Oakland Chinatown's Lantern Festival
Pacific Renaissance Plaza, Oakland
March 1st, 2026
The Lantern Festival for the Year of the Fire Horse began with joy, dance, and song, all courtesy of Megan Lowe Dances, or MLD. This company has a gift for transforming spaces and the ordinary everyday objects in them, like benches, in this instance those of the Pacific Renaissance Plaza, into a dynamic landscape of athleticism and art.

The company performed pieces dedicated to honoring and amplifying stories collected from Chinatown, translating them into art and movement that pay tribute to the community. Ài Yīn Adelski opened the program with a full body warm up, encouraging a responsive crowd to move gently with intention and grace. Frances Teves Sedayao followed, her irrepressible joy blanketing the group as she led them through a line dance that, by the end, looked like a well practiced flash mob. Brenton Cheng sustained the high energy, and Megan Lowe brought the first half to a close with percussive movement and a song she had written.

For the second part of the program, MLD asked that the benches around the central fountain be cleared. Moving with precision, the four dancers took turns leaping and twisting around the plaza in a blur of strength and control. Dancers were lifted skyward. Benches were investigated as gently as a butterfly before becoming springboards from which a dancer would explode away. At times they moved in unison, eyes fixed on the same faraway point, and at others they inhabited separate corners of the plaza, each in a world of their own. The plaza became their stage, no part left untouched, stretching from the edges of the fountain to the tops of the benches and the expressive capacity of their own bodies. More than once, a dancer fell backward in what looked like a weightless free fall, only to be caught at the last moment. It takes remarkable skill and trust to be part of MLD, and that trust, along with a deep care for one another and for the communities they work within, was palpable. The message resonated clearly: history must be remembered, and there is always a place for each person within a community.

All of this unfolded to music layered with stories Roy Chan collected as part of the Oakland Chinatown Oral History Project, OCOHP. Personal and neighborhood stories gathered over the past two decades formed an aural backdrop of lived experience.
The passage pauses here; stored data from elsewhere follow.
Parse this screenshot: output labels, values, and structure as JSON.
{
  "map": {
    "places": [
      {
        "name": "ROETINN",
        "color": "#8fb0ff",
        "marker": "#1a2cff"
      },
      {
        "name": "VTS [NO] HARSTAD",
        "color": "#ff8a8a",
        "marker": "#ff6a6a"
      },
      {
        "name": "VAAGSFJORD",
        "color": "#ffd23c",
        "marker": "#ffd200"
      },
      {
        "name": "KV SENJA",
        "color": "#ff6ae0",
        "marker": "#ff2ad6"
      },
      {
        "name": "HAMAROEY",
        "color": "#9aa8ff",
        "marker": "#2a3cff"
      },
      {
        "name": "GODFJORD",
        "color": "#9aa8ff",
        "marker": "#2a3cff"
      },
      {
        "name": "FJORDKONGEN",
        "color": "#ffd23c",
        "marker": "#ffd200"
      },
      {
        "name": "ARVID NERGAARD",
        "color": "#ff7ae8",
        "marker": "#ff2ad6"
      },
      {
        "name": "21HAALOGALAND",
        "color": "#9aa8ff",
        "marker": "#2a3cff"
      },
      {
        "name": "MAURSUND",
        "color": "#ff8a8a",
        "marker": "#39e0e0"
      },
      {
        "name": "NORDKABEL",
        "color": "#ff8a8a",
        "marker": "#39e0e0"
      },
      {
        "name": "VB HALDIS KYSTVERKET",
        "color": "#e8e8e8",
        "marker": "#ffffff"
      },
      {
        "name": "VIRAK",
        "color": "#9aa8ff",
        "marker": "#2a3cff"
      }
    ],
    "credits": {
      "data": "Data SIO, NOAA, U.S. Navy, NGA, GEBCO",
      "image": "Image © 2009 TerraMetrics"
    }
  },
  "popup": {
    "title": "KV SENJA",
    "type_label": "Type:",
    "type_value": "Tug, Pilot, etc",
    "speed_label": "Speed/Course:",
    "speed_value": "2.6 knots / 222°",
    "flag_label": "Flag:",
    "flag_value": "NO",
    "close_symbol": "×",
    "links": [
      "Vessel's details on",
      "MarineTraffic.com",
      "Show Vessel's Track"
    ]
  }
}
These personal histories, key historical moments, and vivid memories of place are an oral archive of the community.

MLD has long challenged assumptions about where and how dance can happen, whether they perform at the Legion of Honor, Fort Mason, a San Francisco trolley, or a plaza in the heart of Oakland’s Chinatown. Amid artisans, food stalls, and shops at the Lantern Festival, held on the fifteenth day of the new year of the Fire Horse, these dancers commanded the crowd’s attention while lifting the collective mood. It set an exuberant tone for the celebration.

MLD will next perform at the Yerba Buena Center for the Arts on May 15-17 with its show Air Between Us.